Sunday, 18 March 2007

TP Fuller has Made Contact


It appears there is going to be a mini revolution at school. Some members of staff are referring to the senior management team as operating an oppressive regime. Well I cannot play any part in this revolution because I don’t agree with it. I am not a brown noser, but I am going to support the head. There are definitely problems at the school. The head is actually under considerable strain. I found out that two years ago there was murder directly outside the school gates. It was one of our kids; he stabbed another one of our kids and killed him. She can be rather gruff at times and she does pressurise us all a bit too much. I think what I’ll do when it all kicks off and the anarchy begins. I’ll just make a barricade outside the drama studio and lock 7H, my favourite class, in the room, take them all on a journey.

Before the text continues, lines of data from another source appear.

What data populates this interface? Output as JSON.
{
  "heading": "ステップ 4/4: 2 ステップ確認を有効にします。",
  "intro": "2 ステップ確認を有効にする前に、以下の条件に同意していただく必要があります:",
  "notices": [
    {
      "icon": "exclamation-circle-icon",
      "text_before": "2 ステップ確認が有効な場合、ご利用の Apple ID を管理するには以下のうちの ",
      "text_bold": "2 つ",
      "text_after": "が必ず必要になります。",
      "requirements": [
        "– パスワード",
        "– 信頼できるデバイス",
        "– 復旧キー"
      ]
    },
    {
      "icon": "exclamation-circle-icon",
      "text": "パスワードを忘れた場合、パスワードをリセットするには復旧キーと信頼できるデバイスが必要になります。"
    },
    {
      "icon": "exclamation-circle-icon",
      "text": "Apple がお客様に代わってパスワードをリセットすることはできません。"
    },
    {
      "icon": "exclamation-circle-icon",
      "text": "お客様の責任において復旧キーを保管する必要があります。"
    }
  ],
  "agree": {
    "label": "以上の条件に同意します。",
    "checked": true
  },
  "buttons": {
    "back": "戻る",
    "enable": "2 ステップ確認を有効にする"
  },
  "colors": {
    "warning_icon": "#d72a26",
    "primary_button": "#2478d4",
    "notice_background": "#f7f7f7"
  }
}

We’ll travel out of Rostov on a slow moving train with the destination of ______________in the Ukraine. We’ll pass the Carpathian Mountains. I can do this because I have a very expensive interactive white board. This is exactly what I am going to do.

TP Fuller’s Made Contact.

I rarely clear out my pigeon hole. I was brave enough to do it on Friday though, only to discover, right at the back, a hand written envelope, with beautiful italic hand writing. I was curious, I never get letters like this, most of the stuff I get are either circulars or junk mail, but this envelope was different. I opened it and discovered to my surprise that it was in fact from TP Fuller. Bloody Hell! He lives on. It was partly written in Arabic because he’s still got this whole Ibn Batutta fixation going on. I asked my Moroccan friend Mrs Hamdoun to translate it, which she did, lovely woman. Anyway, this is basically the content of the letter.


Dear Miss Mackenzie,

I understand your dilemma.
If you stay in Hackney you must do the following:
1) Remove all items of furniture from your room.
2) Replace them with 15 mattresses, which you must staple to the walls.
3) Then run from one wall to the next. Run into the walls. Scream!!!!!!

Please find enclosed a cheque for £750.00 for the total cost of the mattresses.

Alternatively,
1) You assume the identity of Ibn Batutta and leave Hackney.
2) Start to plan the journey now.
3) No cheque enclosed for this project, just a map, an ancient map I found in the attic of my Hampshire house. Go Mackenzie! Go!

Alternatively,
1) Drink yourself to death.

Yours sincerely
TP Fuller


2 comments:

Darkersideofbridgetjones said...

Off to the Pub

Anonymous said...

I'd cash the cheque and buy the MATTRESSES!